Within the debris of a destroyed apartment block, a single sight lingered with me: a volume I had converted from the English language to Persian, sitting partly concealed in dust and ash. Its jacket was torn and dirtied, its pages curled and burned, but it was still legible. Still uttering words.

A City During Bombardment

Two days earlier, rockets started hitting the city. There were no warnings, just unexpected, powerful blasts. The web was totally severed. I was in my apartment, translating a text about what it means to carry language across tongues, and the ethics and anxieties of taking on someone else's perspective. As buildings fell, I sat editing a text that argued, in its subtle way, for the endurance of significance.

Everything stopped. A book my publisher had been about to go to print was stranded when the facility shut down. Retailers closed one by one. One night, when the booms were too nearby, my family and I ran down the stairs toward the shelter. I couldn’t stop worrying about the bookshelves in my apartment, stocked with reference books, rare volumes I had spent years accumulating and every book I had ever worked on. That archive was my life's work, and I didn’t know if I, or it, would endure the night.

Distance and Grief

My spouse left with her parents for what they thought would be more secure towns – places that, days later, were also targeted. My daughter travelled to stay in another city. As her train was pulling out, she sent me a photo: in the background, a factory was ablaze, thick smoke curling into the sky. People nearest me were suddenly far away, and danger seemed to follow them.

During those days, feelings moved through the city like a front: swift fear, unease, righteous anger at the wrong, then apathy.
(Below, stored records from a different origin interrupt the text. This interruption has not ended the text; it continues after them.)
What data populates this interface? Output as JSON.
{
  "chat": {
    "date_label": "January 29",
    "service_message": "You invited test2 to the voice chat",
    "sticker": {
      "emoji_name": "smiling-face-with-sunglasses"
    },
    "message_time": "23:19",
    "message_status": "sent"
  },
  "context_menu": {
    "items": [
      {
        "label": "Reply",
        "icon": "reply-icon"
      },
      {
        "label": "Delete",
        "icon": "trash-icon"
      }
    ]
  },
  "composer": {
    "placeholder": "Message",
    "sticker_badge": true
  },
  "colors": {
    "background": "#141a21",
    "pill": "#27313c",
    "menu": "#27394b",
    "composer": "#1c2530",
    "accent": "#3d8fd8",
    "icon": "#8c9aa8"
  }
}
Beyond the personal impact, the attack eradicated my ability to work. Without power and the internet, I had no access to the instant look-ups and materials that the work demands.

Outside, concussive forces tore windows from their frames; at a relative's house, every sheet of glass was shattered, the furniture lay ruined, personal effects strewn throughout the rooms. When I visited, a woman sat before the wreckage, creating at an easel, refusing to let silence and dirt have the final say.

Transforming Pain

A image spread digitally of a young artist who was lost when missiles struck a building. Her poem went was widely shared next to her image. On a street where I once bought dictionaries, I saw an older woman hurrying between alleyways, shouting a name. People said she had mourned a son in a war over 30 years ago, and now, the bombs had stirred some buried remembrance. She was seeking a child who would never come home.

We were all translating, in our own way: changing destruction into picture, demise into lines, mourning into longing.

The Craft as Defiance

A week after the attacks began, still in the midst of destruction, I found myself rendering a fable about a king whose daughter will get better only if she can hold the moon. Though written for children, it carried deep meaning for me then. The author, who lost his sight yet kept producing until the end of his life, understood something about striving for the impossible. I wondered if the moon was the peace we all longed for – seemingly impossible, yet still worth striving for.

During those nights, I understood translation as something more than an art form: it was an act of resistance, of staying put, of holding on.

One day, in full sunlight, blasts hit a facility; in those same hours, I was translating passages about a philosopher in his prison cell, asking for more dictionaries, insisting that translation become his “main activity”. For him, translation was – as the author puts it – “a reality, aspiration, practice, foundation, and analogy” all at once.

A Scarred Legacy

And then came the photograph. I saw it on a platform and saw that, among the ruins of another apartment block, lay one of my old works, scarred but whole, my name displayed on the cover. The image was in colour, but it might as well have been devoid of color, devoid of life among the debris and debris. For most of my career, I had been unseen, as all translators are. But here was my work made seen – scarred, but persisting.

I gazed upon the image for a long time. The author writes that “all translation is a political act”, but I had never felt the true gravity of this until then. To translate, even under attack, was to say: “this voice mattered”. It will not be forgotten. To translate is not just to haul stories across languages, but to help them remain when everything else disappears. It is a persistent, unyielding refusal to be silenced.

Veronica Grant
Veronica Grant

A cultural anthropologist and travel writer specializing in Nordic regions, with a passion for documenting local traditions and modern innovations.